Almost three decades ago, many former Soviet Union countries gave up nuclear weapons after Russia and the United States guaranteed them safety. However, three decades after the break-up of the Soviet Union, now an aggressive Russia under Vladimir Putin, which wants to keep NATO away from its doors, is becoming a problem. For the last three decades, NATO has expanded exponentially and reached the doors of a weak Russia.
But under Putin, Russia wants to regain influence over former Soviet Union countries including Ukraine, and many countries are caught in the middle. Now, these countries are not able to defend themselves from Russia or America because they do not have nuclear weapons. In traditional warfare, these countries stand nowhere when compared to large countries like Russia or the United States.
Now they stand helpless and feel cheated because they gave up nuclear weapons in the name of non-proliferation and peace. The biggest lesson to draw from this is that the countries that do not have nuclear weapons will be gulped by bigger neighbours.
Indian leaders had the wisdom and bravery to pursue the development of nuclear weapons as well as testing despite pressure, sanction, and warnings from countries around the world. And this is the reason the country is secure today despite facing security challenges from two fronts. We will never be in a situation like Ukraine, thanks to nuclear weapons.
In India, even pacifist and fabian socialist Nehru, who made many blunders on the foreign policy front, was wise enough to pursue nuclear weapons development.
While it is true, that Nehru rejected Kennedy’s invite into the NSG and P-5 by the US, claiming that India would have no intention of ever working on a nuclear device; it is equally true, that Dr Homi Jehangir Bhabha and Vikram Sarabhai were at the same time working to put in place the infrastructure and knowledge that would later go onto making Buddha smile.
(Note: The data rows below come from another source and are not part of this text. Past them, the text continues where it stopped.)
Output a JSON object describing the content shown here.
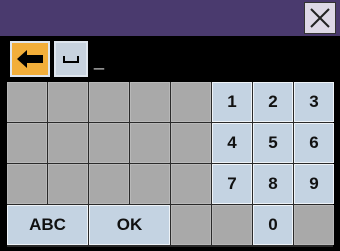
{
  "title_bar": {
    "close_icon": "close-x-icon"
  },
  "input": {
    "backspace_icon": "left-arrow-icon",
    "space_icon": "space-bar-icon",
    "value": "_"
  },
  "keypad": {
    "digits": [
      "1",
      "2",
      "3",
      "4",
      "5",
      "6",
      "7",
      "8",
      "9",
      "0"
    ],
    "abc_label": "ABC",
    "ok_label": "OK"
  },
  "colors": {
    "title_bar": "#4a3a6e",
    "backspace_accent": "#f2ae3a",
    "key_face": "#c4d3e2",
    "empty_cell": "#a9a9a9"
  }
}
They, at many times, worked behind Nehru’s back in terms of creating dual-use technologies, and at many times pushed Nehru to allow for funding for nuclear physics which would have been otherwise shut down. The next stage of the journey was to the first weapon trial in 1974, based on Bhabha’s work of the late 50s but delayed due to Nehru’s intransigence and Bhabha’s death (or murder).
However, this continued to be similarly couched in Nehruvian terms of the test being a “peaceful nuclear explosion” and full weaponization continued to be shackled. Nevertheless, there continued to be talks of weapons being available as “fissionable material” which could be put together into a warhead if needed. Yet work on full weaponization had continued under wraps, and its disclosure had to wait till PM Atal Bihari Vajpayee successfully executed the aborted attempt by Narasimha Rao a few years earlier.
With the continued efforts of multiple governments, India finally had a proven nuclear capability by the end of the second Millennium. Thus, the credit goes to all former Prime Ministers – many of whom did not contribute much but at least they did no harm.
The importance of such wisdom is clear today because the three decades of American dominance is over and the world is facing instability once again. In such a situation, being AatmaNirbhar in defence through nuclear weapons would stabilize the country, thus helping the economic growth and power projection.
The countries that do not have nuclear weapons and do not have good relations with the comparatively powerful nuclear-armed neighbouring country are in danger. Ukraine, which gave up nuclear weapons under the pretence of peace, is the best example of what is the future of these countries. Thus, India should take a lesson from this and abandon even the no-first-use policy.